確か体育祭の騎馬戦で出久と組んでて、個人戦で飯田くんと当たって自分のサポートアイテムプレゼンしていた人、だよな。
「難題だとは思うんですけど、私の目標は凄く高いところにある……だからお願いします!」
「まあ、それに答えてこそのデザイナーなので‼」
真剣な私の懇願がさらっと流される。何と言うか、凄い人だなこの人。
「戦闘服のデザインの変更に要望などありますか?」
「いや、特には…動きやすさ優先でお願いします」
「わかりましたとも‼ 近接を目指したいのなら、グローブがいいでしょうね! でも、救助も力を入れているようですから、指先は開けておきましょうか!」
「は、はい……」
怒涛の勢いで新しい戦闘服のデザインを書き上げていく。勢いが凄い。けど、指摘は的確だし、私の要望にもあっている。勢いは半端ないけれど。

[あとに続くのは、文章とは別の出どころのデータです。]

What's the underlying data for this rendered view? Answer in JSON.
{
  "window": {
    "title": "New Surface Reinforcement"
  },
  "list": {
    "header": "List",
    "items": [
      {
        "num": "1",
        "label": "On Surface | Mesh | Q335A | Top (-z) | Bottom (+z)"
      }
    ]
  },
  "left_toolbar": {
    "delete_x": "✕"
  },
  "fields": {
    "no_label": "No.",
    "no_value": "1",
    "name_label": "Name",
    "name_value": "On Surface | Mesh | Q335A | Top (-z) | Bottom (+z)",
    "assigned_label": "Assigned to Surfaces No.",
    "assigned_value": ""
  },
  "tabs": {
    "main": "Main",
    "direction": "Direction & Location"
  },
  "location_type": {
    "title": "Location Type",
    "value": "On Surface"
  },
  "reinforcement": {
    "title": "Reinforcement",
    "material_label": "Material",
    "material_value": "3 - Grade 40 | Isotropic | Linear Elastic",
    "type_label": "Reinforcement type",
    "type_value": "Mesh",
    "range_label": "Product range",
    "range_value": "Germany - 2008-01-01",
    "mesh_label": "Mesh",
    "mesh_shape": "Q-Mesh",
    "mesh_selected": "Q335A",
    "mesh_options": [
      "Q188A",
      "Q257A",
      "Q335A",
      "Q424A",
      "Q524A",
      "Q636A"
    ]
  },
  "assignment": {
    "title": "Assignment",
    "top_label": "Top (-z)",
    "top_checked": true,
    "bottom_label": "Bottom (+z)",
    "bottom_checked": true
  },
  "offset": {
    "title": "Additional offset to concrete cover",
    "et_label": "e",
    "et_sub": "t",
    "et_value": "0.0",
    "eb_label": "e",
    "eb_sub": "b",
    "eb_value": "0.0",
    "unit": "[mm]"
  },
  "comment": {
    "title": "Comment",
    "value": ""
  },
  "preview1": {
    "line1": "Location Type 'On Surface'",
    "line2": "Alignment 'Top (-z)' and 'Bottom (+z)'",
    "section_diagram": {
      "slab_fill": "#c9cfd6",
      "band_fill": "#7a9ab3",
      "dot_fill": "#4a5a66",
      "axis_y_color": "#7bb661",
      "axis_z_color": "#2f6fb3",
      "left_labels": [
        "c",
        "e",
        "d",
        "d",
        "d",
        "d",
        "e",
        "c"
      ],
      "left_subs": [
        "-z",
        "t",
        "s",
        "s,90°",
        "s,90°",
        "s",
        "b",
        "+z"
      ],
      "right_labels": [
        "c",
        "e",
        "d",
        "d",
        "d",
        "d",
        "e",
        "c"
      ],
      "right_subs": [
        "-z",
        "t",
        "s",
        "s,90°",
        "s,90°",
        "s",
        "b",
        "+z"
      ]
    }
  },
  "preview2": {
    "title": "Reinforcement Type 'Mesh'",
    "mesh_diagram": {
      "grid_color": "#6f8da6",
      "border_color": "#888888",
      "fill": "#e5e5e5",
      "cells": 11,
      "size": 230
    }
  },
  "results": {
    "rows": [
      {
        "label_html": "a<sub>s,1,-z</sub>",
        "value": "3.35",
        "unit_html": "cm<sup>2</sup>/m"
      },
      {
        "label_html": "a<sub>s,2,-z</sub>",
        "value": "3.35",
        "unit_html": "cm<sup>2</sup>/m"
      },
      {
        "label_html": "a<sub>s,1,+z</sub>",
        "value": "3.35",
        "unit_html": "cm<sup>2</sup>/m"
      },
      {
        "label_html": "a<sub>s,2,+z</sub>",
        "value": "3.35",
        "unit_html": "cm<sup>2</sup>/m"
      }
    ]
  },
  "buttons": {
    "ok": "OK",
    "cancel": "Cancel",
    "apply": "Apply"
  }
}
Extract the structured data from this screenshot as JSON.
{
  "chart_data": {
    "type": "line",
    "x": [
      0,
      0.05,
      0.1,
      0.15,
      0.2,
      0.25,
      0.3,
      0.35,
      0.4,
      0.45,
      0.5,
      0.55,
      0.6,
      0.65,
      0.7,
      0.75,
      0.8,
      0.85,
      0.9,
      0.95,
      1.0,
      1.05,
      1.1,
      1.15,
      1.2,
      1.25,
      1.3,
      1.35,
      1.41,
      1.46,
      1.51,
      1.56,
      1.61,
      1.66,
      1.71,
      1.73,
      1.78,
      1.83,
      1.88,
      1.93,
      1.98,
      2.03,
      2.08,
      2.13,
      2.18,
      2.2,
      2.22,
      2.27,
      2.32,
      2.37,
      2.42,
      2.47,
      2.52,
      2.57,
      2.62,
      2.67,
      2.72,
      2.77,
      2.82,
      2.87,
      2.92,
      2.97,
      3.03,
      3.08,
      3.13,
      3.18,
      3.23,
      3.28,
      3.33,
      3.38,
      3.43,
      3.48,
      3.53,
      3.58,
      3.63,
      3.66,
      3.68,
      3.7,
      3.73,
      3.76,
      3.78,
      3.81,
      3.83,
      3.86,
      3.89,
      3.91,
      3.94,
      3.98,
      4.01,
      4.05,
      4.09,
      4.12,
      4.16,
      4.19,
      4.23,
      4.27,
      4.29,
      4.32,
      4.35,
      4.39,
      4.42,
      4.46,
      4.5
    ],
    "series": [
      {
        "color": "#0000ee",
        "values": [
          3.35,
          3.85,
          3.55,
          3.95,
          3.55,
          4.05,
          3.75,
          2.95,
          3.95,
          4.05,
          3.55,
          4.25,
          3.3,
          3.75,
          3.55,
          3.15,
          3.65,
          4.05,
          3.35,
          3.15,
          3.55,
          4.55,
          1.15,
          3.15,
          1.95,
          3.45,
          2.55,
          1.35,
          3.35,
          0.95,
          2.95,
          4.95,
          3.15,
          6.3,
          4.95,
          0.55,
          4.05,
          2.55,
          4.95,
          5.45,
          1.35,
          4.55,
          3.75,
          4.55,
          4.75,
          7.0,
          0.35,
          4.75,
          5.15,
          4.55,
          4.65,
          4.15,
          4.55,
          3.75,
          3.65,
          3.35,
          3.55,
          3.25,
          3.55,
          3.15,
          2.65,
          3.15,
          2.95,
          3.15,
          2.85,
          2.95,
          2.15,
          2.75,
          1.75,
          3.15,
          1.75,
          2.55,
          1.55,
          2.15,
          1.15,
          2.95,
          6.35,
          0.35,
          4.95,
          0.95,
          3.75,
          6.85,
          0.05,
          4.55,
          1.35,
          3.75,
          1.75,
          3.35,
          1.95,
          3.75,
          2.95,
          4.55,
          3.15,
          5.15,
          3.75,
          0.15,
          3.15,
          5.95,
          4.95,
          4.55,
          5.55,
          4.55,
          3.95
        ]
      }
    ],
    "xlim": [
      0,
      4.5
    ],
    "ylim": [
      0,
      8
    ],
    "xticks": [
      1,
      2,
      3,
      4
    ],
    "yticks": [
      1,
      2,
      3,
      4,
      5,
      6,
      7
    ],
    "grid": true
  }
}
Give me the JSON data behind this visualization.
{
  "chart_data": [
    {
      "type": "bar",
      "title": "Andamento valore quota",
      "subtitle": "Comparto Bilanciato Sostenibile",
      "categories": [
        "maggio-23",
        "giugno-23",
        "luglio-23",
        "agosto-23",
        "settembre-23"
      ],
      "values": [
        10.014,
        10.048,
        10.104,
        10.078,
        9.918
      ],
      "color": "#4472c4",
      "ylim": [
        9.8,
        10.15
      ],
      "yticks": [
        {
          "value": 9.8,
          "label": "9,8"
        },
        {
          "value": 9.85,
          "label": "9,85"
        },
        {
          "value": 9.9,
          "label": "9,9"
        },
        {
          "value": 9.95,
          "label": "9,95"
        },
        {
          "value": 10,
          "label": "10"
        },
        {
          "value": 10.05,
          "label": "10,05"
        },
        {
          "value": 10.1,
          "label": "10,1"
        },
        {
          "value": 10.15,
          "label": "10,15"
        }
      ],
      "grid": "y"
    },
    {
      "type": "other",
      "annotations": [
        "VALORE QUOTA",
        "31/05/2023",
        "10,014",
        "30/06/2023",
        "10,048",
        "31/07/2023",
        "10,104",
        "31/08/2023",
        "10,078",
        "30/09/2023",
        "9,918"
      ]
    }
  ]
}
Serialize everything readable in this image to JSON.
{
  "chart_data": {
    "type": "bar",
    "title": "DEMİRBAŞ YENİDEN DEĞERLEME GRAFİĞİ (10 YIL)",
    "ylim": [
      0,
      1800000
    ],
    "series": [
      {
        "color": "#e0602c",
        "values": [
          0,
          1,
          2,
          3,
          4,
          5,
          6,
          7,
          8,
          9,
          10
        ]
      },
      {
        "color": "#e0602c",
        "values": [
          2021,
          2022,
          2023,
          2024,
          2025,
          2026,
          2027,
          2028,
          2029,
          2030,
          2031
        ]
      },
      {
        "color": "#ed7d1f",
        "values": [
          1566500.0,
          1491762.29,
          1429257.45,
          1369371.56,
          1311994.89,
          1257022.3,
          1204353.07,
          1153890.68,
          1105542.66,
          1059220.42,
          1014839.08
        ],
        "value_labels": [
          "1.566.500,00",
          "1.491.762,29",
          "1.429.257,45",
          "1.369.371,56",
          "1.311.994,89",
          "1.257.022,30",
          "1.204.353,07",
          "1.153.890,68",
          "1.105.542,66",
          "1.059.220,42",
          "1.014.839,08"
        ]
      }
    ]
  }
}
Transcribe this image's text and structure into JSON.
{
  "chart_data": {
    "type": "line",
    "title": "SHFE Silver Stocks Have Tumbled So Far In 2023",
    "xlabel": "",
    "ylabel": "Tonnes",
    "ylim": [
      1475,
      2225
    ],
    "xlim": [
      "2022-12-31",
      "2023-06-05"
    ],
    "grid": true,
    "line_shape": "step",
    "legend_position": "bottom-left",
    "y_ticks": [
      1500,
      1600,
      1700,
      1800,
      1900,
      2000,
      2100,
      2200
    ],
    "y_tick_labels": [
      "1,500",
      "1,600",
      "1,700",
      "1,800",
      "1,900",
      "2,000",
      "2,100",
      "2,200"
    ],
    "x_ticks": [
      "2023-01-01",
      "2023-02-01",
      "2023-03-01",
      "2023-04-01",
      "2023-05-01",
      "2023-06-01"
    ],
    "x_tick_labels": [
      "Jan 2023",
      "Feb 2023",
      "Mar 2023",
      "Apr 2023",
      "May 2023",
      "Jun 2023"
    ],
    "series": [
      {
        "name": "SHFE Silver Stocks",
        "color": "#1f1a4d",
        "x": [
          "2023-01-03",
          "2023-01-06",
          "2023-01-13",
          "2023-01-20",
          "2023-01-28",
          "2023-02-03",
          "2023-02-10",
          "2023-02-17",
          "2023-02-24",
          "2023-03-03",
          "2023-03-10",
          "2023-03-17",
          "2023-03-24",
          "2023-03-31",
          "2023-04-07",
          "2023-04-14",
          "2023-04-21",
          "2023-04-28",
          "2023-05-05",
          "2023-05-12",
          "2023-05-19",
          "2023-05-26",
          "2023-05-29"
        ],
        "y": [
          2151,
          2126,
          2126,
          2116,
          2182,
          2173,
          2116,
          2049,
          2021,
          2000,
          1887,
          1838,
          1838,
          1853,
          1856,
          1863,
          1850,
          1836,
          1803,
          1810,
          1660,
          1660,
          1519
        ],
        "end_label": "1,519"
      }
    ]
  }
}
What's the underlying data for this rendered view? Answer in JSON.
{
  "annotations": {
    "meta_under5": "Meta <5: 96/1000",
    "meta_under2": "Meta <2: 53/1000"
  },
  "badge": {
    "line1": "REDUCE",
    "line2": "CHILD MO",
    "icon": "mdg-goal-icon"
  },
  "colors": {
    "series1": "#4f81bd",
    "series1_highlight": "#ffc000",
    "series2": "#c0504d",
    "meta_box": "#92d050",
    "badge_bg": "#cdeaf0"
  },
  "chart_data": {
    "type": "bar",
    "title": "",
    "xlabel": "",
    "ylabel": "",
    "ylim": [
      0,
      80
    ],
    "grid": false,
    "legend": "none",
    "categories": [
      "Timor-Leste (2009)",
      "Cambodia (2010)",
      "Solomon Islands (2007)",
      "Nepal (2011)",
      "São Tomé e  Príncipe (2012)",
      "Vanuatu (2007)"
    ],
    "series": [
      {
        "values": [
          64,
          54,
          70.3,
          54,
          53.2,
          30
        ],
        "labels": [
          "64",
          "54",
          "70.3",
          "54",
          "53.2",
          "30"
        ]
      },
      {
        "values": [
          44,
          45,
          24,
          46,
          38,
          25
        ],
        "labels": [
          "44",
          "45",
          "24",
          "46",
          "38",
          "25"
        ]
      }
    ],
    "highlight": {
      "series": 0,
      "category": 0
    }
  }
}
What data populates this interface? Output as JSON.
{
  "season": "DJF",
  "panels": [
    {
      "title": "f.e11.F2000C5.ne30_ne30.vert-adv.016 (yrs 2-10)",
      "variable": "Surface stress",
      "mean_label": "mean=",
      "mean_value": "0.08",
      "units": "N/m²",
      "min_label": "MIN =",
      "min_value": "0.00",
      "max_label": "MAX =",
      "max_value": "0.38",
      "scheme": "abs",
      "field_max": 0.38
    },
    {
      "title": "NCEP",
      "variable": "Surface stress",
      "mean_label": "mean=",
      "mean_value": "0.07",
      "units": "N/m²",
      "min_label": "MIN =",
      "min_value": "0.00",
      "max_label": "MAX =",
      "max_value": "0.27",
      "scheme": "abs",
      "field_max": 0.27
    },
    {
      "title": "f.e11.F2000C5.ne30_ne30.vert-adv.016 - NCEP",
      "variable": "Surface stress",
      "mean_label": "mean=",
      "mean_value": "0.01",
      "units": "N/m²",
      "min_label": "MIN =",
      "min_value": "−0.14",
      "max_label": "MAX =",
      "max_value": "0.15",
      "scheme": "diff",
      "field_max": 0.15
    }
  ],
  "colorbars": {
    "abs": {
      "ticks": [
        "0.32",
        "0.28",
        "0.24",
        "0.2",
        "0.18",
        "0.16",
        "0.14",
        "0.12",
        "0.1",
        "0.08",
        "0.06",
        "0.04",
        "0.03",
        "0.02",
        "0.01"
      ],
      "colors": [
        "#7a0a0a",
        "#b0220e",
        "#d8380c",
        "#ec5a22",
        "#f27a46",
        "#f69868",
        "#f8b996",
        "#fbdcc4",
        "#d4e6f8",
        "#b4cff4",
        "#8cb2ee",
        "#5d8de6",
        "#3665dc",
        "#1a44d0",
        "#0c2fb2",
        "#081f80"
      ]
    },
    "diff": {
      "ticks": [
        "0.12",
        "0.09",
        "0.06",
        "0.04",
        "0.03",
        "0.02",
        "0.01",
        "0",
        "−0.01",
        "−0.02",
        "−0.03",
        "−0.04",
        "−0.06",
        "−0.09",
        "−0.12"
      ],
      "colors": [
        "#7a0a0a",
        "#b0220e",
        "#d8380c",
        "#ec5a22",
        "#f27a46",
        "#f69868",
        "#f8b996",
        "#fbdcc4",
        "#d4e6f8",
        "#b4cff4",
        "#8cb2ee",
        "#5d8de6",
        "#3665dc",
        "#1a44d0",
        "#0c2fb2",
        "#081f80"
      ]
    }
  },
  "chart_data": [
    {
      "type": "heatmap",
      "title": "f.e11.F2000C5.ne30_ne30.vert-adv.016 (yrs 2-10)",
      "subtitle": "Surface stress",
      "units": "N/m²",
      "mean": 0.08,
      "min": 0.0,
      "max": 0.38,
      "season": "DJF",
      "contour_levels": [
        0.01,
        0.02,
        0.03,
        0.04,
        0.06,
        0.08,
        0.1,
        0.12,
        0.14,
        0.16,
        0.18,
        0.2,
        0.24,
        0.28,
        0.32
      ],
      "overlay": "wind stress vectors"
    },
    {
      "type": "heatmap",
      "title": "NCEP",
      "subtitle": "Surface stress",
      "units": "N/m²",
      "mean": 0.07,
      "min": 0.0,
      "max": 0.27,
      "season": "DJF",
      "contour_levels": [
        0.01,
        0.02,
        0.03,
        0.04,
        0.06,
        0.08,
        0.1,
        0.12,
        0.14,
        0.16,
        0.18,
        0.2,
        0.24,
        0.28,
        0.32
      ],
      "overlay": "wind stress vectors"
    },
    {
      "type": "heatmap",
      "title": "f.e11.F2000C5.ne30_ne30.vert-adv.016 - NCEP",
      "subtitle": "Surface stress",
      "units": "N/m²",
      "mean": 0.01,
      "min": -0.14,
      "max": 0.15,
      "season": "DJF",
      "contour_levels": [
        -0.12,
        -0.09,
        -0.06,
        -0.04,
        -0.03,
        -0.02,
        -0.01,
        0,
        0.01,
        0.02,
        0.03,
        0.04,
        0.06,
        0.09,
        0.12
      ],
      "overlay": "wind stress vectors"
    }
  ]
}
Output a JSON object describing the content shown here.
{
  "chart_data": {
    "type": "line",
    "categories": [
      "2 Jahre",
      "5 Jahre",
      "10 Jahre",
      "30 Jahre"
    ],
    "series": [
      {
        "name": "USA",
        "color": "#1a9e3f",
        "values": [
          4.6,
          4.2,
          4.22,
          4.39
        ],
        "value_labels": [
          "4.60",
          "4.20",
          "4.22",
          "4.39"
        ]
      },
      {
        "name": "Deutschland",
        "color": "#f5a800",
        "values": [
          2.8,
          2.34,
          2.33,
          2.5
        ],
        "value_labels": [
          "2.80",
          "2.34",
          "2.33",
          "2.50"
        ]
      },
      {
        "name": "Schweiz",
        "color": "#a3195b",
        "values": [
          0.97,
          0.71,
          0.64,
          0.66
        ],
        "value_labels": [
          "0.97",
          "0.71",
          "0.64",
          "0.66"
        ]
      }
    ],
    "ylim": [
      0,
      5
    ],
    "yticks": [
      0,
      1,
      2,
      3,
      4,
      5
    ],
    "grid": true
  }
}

「このようなデザインはどうでしょう⁉ 上は半袖タイプで肩回りの動きやすさが現在よりも楽ですし、下のマント状の布も短くして動きやすさを出しました! グローブも指先が開いたものです!」
「……はい、とってもいいです! ――あ、その、戦闘服に差し色? にちょっとオレンジ系の赤を入れて欲しいんですけど……」
「なるほど、反対色があればデザインも引き締まりますね。わかりました。申請しておきましょうか!」
「ありがとうございます」
新しい戦闘服はあと数日あれば申請してサポート会社が改良してくれるそうだ。雄英の提携しているところは超一流なのでだいたい3日だそうだ。早い。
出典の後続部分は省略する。